Cerita Minggu Pagi:
The Dark Side of the Moon
Kadang, perlu untuk lari menjauh meski sesungguhnya mendekat kegalauan itu. Seperti menghempaskan tubuh, memejamkan mata dan fly dengan lagu di sebuah café. Suasana tak begitu ramai dengan ruang remang dan didekati gadis semampai pundak terbuka kaus ketat hitam.
“Boleh duduk di sebelah, Mas?”
Aku menelengkan kepala sebentar, dan menggeser pantat di sofa empuk yang dindingnya tertempel Bob Marley, The Beatles, Si Bibir Ndower Jagger hingga Elvis Presley.
Pertanyaan selanjutnya di awal-awal seperti itu, standar dan klasik.
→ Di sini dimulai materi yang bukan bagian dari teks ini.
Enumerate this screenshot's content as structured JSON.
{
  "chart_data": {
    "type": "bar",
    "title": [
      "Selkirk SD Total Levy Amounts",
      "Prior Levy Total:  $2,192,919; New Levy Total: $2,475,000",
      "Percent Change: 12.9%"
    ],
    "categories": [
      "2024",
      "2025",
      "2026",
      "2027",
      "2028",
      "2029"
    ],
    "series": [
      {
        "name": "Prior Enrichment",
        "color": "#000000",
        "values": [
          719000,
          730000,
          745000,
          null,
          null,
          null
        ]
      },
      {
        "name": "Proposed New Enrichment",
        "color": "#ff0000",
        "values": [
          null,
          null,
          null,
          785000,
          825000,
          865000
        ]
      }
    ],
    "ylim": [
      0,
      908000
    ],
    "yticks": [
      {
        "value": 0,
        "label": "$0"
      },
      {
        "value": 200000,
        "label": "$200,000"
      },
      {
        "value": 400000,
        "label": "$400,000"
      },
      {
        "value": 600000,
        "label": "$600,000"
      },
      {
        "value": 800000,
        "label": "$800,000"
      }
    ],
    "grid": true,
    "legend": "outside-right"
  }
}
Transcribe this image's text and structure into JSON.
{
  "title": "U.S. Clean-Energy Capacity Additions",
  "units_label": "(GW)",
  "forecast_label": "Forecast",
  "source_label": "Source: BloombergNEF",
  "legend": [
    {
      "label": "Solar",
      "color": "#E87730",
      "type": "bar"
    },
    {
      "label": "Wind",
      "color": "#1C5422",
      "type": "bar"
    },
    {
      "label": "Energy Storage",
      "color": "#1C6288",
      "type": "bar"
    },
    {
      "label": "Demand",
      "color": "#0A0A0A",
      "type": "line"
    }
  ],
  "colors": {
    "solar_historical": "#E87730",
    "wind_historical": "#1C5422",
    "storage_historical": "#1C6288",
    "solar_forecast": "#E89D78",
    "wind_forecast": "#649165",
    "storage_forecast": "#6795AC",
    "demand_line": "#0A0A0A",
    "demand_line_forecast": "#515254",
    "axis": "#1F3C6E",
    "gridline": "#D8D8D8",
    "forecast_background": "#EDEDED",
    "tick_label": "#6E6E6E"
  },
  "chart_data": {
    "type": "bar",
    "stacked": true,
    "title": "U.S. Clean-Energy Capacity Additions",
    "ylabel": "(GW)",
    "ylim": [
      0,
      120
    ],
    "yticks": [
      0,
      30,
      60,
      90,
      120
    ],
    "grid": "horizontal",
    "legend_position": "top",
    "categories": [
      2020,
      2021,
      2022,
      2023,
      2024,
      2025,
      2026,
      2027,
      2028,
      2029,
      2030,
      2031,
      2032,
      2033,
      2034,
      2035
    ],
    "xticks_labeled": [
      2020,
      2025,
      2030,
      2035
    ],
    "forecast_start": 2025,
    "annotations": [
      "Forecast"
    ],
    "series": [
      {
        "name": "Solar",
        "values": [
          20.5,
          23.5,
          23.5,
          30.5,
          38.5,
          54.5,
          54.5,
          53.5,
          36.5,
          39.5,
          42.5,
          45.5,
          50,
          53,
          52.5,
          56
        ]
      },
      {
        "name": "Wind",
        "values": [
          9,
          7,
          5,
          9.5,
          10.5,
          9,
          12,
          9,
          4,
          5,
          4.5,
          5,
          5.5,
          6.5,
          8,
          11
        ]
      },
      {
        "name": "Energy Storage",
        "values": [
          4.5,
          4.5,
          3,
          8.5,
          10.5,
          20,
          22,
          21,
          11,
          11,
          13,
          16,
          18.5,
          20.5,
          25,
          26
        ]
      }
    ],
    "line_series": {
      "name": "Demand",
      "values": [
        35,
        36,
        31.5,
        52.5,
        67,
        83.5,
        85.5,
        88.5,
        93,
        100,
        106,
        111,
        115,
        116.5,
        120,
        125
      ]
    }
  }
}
Ini sebuah pertemuan entah apa bentuknya seorang lelaki dan seorang wanita cantik yang kemudian menyebutkan dirinya Cindy, entah benar entah tak.
“Cindy cuma mau menemani Mas Te Es, kalau boleh…..”
Aku tertawa.
“Kenapa tertawa?”
“Bukannya sudah menemani sejak sebelum segelas bir melewati tenggorokkan Cindy?”
Ih! Ringkiknya sambil mencubit pahaku. Kemudian ditopangkannya paha mulus putih ke pahaku. Aku bisa kemudian beraksi menepuk paha itu, dan kemudian menjalar atau setidaknya menepuk-nepuknya. Berkali-kali sampai telapak tangan ini menemukan jati dirinya.